As The Irish Examiner reports today, there is mounting concern on certain parts of the coast over the environmental impact of a small number of larger Irish-registered fishing vessels working within the six nautical mile limit.
“If we are going to take the forage fish, what is left?” Irish Whale and Dolphin Group (IWDG) co-ordinator Dr Simon Berrow says.
“Catching sprat, which is a short-lived fish, and selling it for fishmeal is a race to the very bottom of the food chain,” Dr Berrow says.
His group has called for a moratorium on sprat fishing pending further scientific research.
Independent TD for Galway West Catherine Connolly has also called for a ban on “unsustainable fishing for sprat”
It is understood that the State’s Sea Fisheries Protection Authority (SFPA) has been alerted to the activities of several large vessels which are legally engaged in fishing for species like sprat and juvenile herring which marine mammals depend on.
A groundbreaking ban on trawling or seine fishing by vessels over 18 metres of length inside six nautical miles, introduced by former marine minister Michael Creed, was recently overturned as a result of a High Court judicial review.
Minister for Marine Charlie McConalogue recently confirmed he is appealing the High Court ruling.

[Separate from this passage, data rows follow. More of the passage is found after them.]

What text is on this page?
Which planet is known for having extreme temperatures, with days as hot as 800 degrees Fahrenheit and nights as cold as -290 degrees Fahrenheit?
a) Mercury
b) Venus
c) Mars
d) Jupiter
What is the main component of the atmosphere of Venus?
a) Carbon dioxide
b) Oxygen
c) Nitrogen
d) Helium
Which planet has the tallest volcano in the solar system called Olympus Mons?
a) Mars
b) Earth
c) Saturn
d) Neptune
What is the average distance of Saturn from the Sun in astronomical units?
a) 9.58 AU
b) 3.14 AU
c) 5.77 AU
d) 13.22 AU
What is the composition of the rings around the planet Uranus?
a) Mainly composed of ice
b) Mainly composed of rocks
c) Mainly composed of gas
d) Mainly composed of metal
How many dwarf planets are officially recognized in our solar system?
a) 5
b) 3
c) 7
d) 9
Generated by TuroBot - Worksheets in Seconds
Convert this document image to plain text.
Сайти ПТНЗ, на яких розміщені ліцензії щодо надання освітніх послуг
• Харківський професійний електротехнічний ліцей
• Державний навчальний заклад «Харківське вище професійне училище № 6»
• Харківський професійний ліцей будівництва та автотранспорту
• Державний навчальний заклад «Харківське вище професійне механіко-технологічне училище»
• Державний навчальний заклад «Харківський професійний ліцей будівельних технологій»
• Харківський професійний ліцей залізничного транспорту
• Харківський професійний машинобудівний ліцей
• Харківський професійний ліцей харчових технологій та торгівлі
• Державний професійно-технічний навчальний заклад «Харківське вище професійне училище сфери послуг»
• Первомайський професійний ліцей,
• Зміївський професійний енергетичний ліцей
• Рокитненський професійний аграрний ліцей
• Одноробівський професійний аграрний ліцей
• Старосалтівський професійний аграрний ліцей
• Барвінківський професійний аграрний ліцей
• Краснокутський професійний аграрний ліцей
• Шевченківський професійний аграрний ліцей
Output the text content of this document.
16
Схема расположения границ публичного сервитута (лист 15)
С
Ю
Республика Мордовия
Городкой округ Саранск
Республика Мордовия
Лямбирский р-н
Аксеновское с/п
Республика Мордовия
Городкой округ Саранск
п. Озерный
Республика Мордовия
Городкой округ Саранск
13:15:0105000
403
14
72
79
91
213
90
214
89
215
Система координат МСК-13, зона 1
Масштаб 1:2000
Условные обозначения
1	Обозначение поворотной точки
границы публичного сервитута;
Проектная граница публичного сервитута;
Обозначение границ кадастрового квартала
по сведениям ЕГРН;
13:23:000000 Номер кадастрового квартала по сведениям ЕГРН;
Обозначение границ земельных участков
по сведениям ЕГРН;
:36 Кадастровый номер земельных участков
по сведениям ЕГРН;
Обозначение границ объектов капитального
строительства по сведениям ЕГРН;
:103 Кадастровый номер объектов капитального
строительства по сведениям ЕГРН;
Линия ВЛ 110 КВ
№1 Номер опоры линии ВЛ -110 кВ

While welcoming the minister’s move, the National Inshore Fishermen’s Association (NIFA) and National Inshore Fishermen’s Organisation have both called for an interim “stay order” which would retain the ban, pending the outcome of the appeal.
NIFA member Michael Foley, a third-generation inshore sprat fisherman from Wexford, said that each year is more and more challenging for the inshore fleet.
Mr Foley (52) pair trawls for sprat on his 13m Western Dawn with another similar-sized vessel.
“When I began fishing 37 years ago, there were small boats in every port, but now all you have is a handful of boats on pots,” he said.
The Irish South and West Fish Producers’ Organisation representing 53 vessels said it believed the process used by the minister Michael Creed for the initial inshore ban was “fundamentally flawed” and its view had been vindicated by the High Court.
It said it would continue to offer its services to the new minister to see if more research should be carried out by the Marine Institute and if a draft management plan for sprat was required.
A Marine Institute study on the impact of inshore fishing found that vessels over 18m in length spend two per cent of their trawling effort inside six nautical miles.